9. Quentin Tarantino in From Dusk till Dawn

In 1994, director Quentin Tarantino rewrote the book on American independent cinema with his modern classic, Pulp Fiction. Despite dabbling in acting in his own films before—he played Mr. Brown in his first feature, Reservoir Dogs, and was the frantic husband Jimmie in “The Bonnie Situation” chapter of Pulp Fiction—his first major role in another director’s film was in his friend Robert Rodriguez’s 1996 horror flick, From Dusk till Dawn, which Tarantino also wrote.

Tarantino and George Clooney starred as the Gecko Brothers, two crooks on the lam who seek refuge with their hostages in a strip club populated by vampires. The film was originally supposed to be his directorial follow up to Pulp Fiction, but Tarantino instead decided to focus on the screenplay and perfecting his acting chops for his role.

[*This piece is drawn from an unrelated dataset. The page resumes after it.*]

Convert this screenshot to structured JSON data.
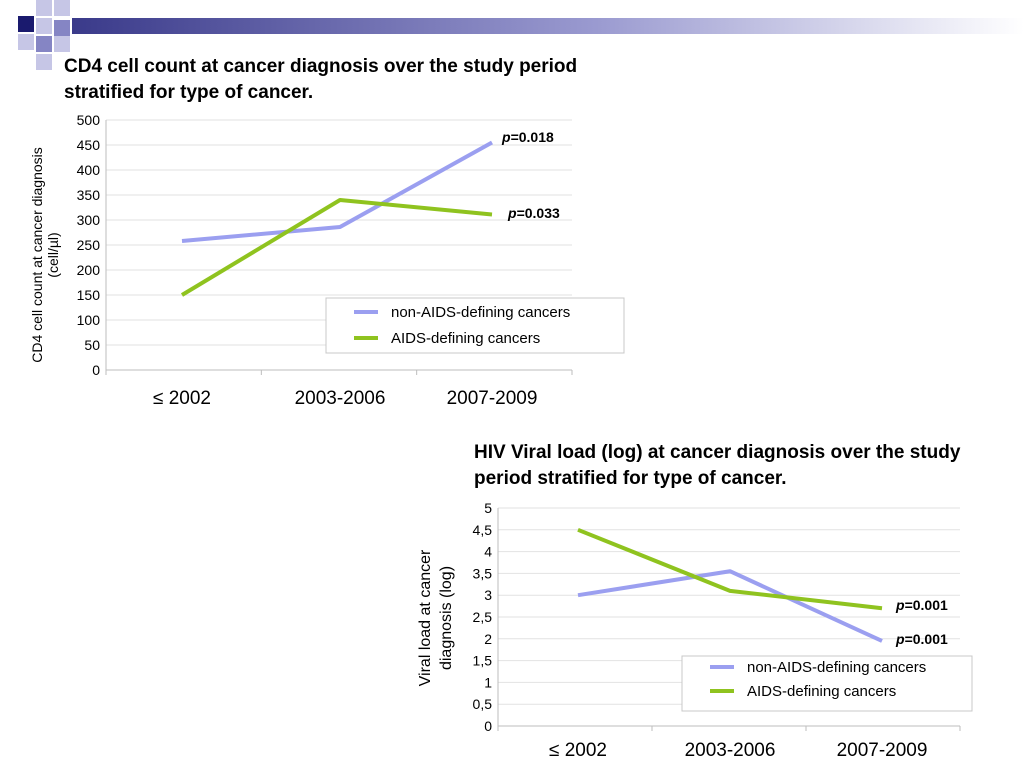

10. Fritz Lang in Contempt

Almost all of director Jean-Luc Godard’s movies are self-contained film schools, each playing with the ideas of what a movie itself can be. Godard was always eager to put his heroes in his films (American hard-boiled director Samuel Fuller had a brief cameo in Godard’s 1965 flick Pierrot le Fou, for example), but in his 1963 film Contempt, he decided to go bigger. Godard cast one of his idols, Austrian director Fritz Lang, who played a version of himself—a film director torn between adapting Homer’s The Odyssey from a small art film to an overblown studio epic.

Lang was the director of such masterpieces as Metropolis and M, and was allegedly the only person that the cantankerous Godard got along with on set. Actor Jack Palance, who played the pompous studio producer who hires a new screenwriter to rework Lang’s Odyssey adaptation, was so miserable working with Godard that he continually called his agent to get him out of his contract for the picture. But Lang, whom Godard worshipped, was made to feel right at home.